Unseen Object Segmentation in Videos via Transferable Representations
This addresses the labor-intensive annotation issue for video object segmentation, enabling segmentation of unseen categories, though it is incremental as it builds on transfer learning and self-learning approaches.
The paper tackles the problem of segmenting unseen object categories in videos without target annotations by transferring visual information from annotated source images, achieving favorable performance against state-of-the-art methods on benchmark datasets.

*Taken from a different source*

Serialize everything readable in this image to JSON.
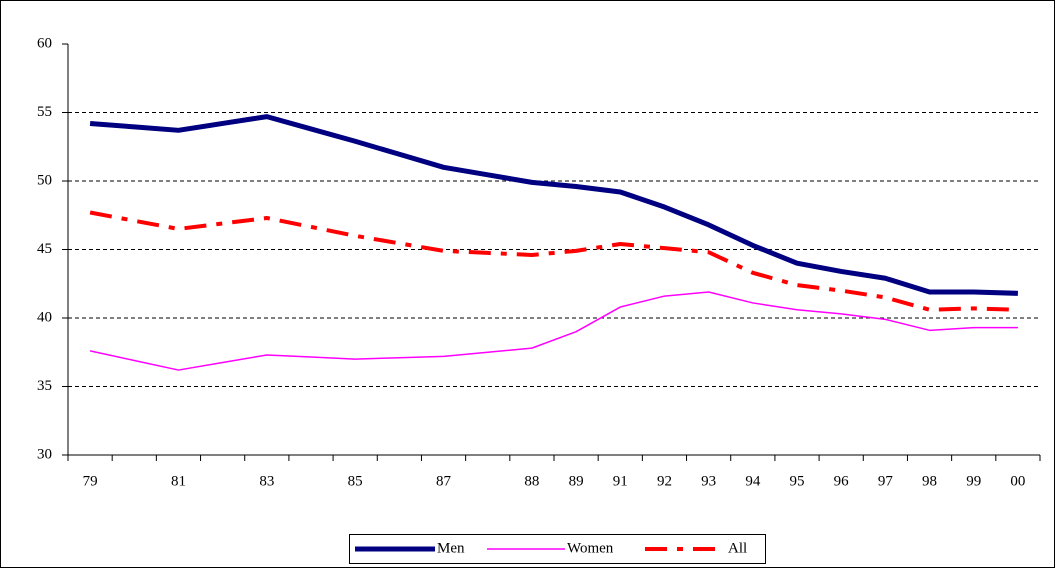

In order to learn object segmentation models in videos, conventional methods require a large amount of pixel-wise ground truth annotations. However, collecting such supervised data is time-consuming and labor-intensive. In this paper, we exploit existing annotations in source images and transfer such visual information to segment videos with unseen object categories. Without using any annotations in the target video, we propose a method to jointly mine useful segments and learn feature representations that better adapt to the target frames. The entire process is decomposed into two tasks: 1) solving a submodular function for selecting object-like segments, and 2) learning a CNN model with a transferable module for adapting seen categories in the source domain to the unseen target video. We present an iterative update scheme between two tasks to self-learn the final solution for object segmentation. Experimental results on numerous benchmark datasets show that the proposed method performs favorably against the state-of-the-art algorithms.